Muth produced arrest records showing that Williams first had been in the Juvenile Detention Center in sixth grade. She had been in the Sedgwick County Jail three times in 2009 for minor traffic violations.
Williams said it was the first time she had been in jail for a serious offense.
Muth also asked why Williams never told police about Rika Evans, who lived with Bonner and Kevin Brown. Evans did not go in the car with the others to the apartment and gave some of the most damaging testimony during the trial by saying Bonner and Williams were “giggly” when they learned Bolden had died.
Williams said Kevin Brown told her not to implicate Evans.

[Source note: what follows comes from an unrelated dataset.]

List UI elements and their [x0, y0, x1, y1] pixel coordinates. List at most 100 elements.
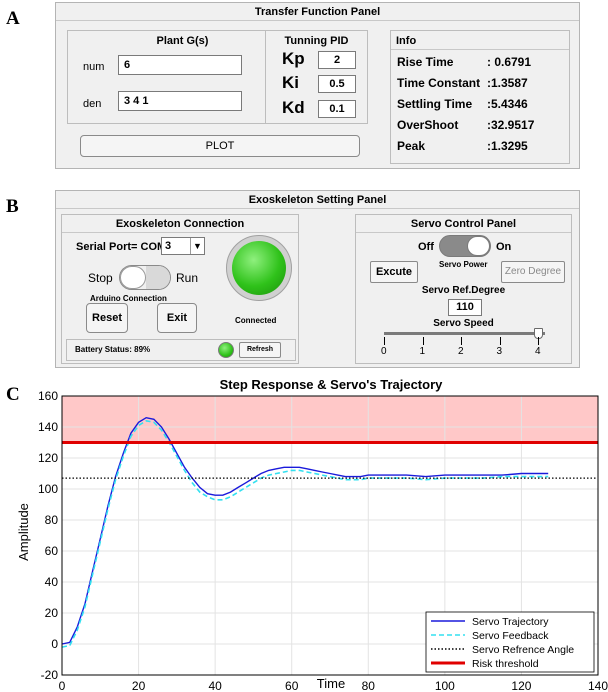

“But you told police that Kevin and Quartez had gone in there and shot him?” Muth said. Why not tell them about Evans?
“Is it because you knew she could say the four of you went over to do this crime together?" Muth asked.
“No,” Williams said.
Muth showed Williams a transcript from a recorded interview with Detective Rob Chisholm.
“And you know you were going to Boo’s, right?” Chisholm asked Williams, referring to Bolden’s nickname.
“Yeah,” Williams responded in the transcript.
Williams also told Chisholm and Detective Matt Hall that when they drove up to the apartment she had pointed out that a Jeep that Watley had used to drive her earlier that morning wasn’t in the parking lot.
“If you were really trying to make sure the coast was clear, wouldn’t you want to tell them about the Jeep?” Muth asked.
“I didn’t tell them about the Jeep,” Williams said.
“But you told detectives that,” Muth said.
“Yes, I did,” Williams said.
Jurors are expected to get the case today.